BACHはタイムマシンに乗っていたか?

鍵盤音楽

 こんにちは、今日はマックボンボンざっくばらんに、ベタな話題をいじってみます。

 歌川国芳と言えば、『東都三つ股の図』にスカイツリーが描かれている、と話題になったことがある。契機は勿論、それが完成間近だったからで、2011(平成23)年のこと、未だ10年足らずの出来事だったから、覚えておられる方も多いことだろう。これ である。
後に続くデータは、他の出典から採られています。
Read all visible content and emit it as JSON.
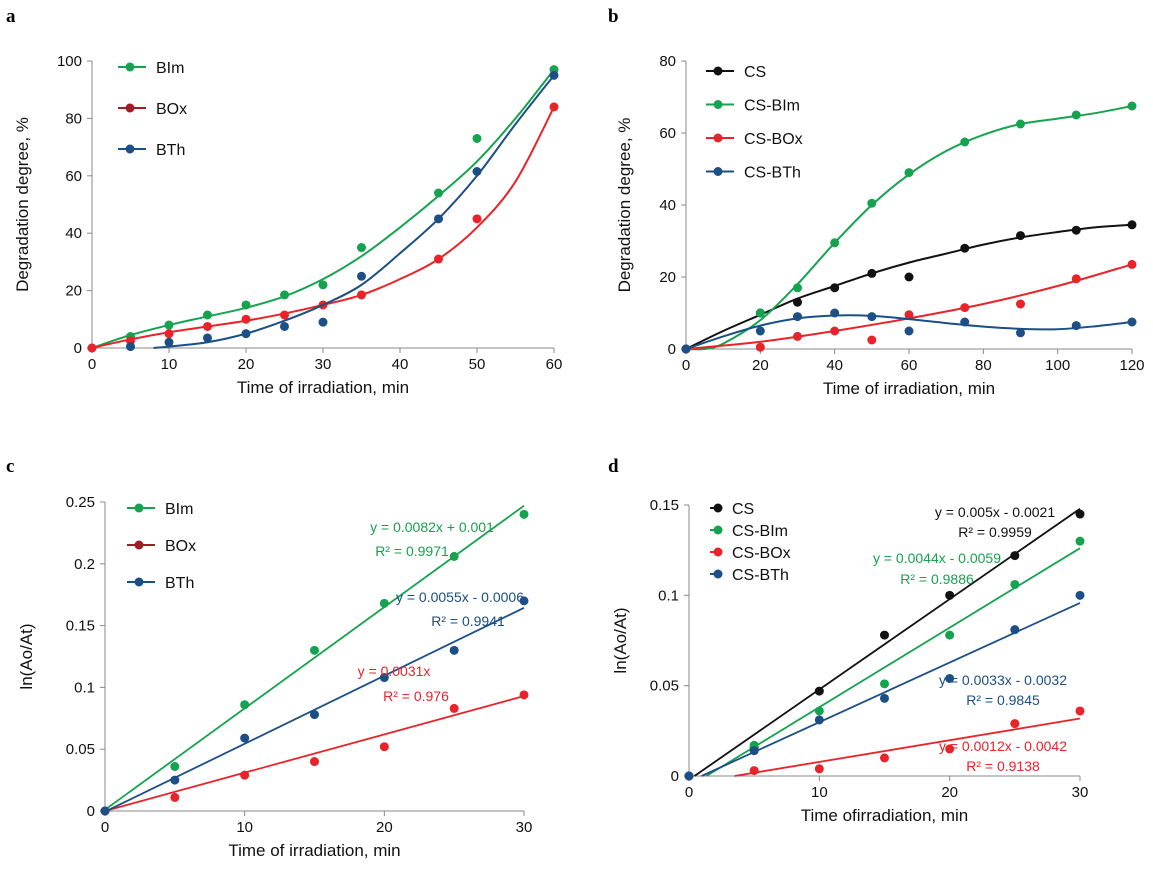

 絵の中に赤色で「謎の塔」という註が書き込まれている。なるほど、江戸の下町にこんな建造物が描かれていれば、いささか色めき立つのも無理はなかろう。「国芳はタイムマシンで現代に来ていた?」等という東○スポーツみたいな見出しでも付けたくなろうというもの。が、どうやら之れ、井戸掘り要の櫓、ということらしい。実はblog主、謎の塔がなんであれ、その位置が大きく食い違っていることは確信出来る。というのも、多摩地区たる調布に戻ってくるまでの2001(平成12)年から2012(平成24)年までの10年間以上は、妻の実母の家の近くである、江東区に住んでおり、永代橋の所在地は十分に認識しているからだ。こんな近くにある(見える)はずがないのである。

 で、何で今回、国芳スカイツリー疑惑の浮世絵をわざわざ持ち出したか、その理由をお話しよう。このblogを音楽・多摩地区・鉄道の3つをエントリーの中心にする趣意は再三お伝えした通り。音楽の記事には、とある楽曲の楽譜をサムネイルにしているわけだが、そろそろネタばらしのタイミングと、思ったからである。ピアノ関係者や学習期の長かった方、そして音楽マニアの方たちには、これがバッハのゴールドベルグ変奏曲ⅩⅦ変奏であるとご存じであろう。全てのバッハ楽曲を知っているわけではない。否、未だに演奏はおろか聴いていない作品のほうがずっと多いだろう。が、この楽譜を見た時の衝撃たるや、未だ驚愕の思いが消えないままだ。多分、死ぬまでそうだろう。

 調性はト長調、G Dur である。冒頭16分音符で書かれたフレージング4音は階名でミ・ソ・シ・レ。ルート音であるド(1度)から数えて、それぞれ3度・5度・7度・9度と、主3和音プラス2つのテンションノートの上乗せ。完全にハードバップフレーズではないか。あ、ありえん。チャーリー・パーカーか、バッハは。バッハがモダンジャズのフレーズでアドリブしていたのならば、江戸時代の浮世絵画家がスカイツリーを描いていて当然ではないか。うーん、よ ~ くライプツィヒのトーマス教会の中を探しまくれば、タイムマシンが見つかる可能性がある。東京も ・・・ あ、東京はダメだな、関東大震災と東京空襲で、下町は完全に焼くかれちゃったし ・・・ あ、そっか。本当はタイムマシンあったんだ。その証拠隠滅のために、2度も焼け野原作戦を実施したんだな。よっしゃ、様々な人災・天災をくぐり抜けて現存する江戸の遺品をドンドン発掘してやれ。杉田玄白・平賀源内・伊能忠敬。彼等もタイムマシンに乗っちゃあ、現代に来て色々持ち帰ったんだな。バッハの次は、クラシックの王様のくせして、やたらにウラコードを多用するベートーベンの探求だ、じゃ、また!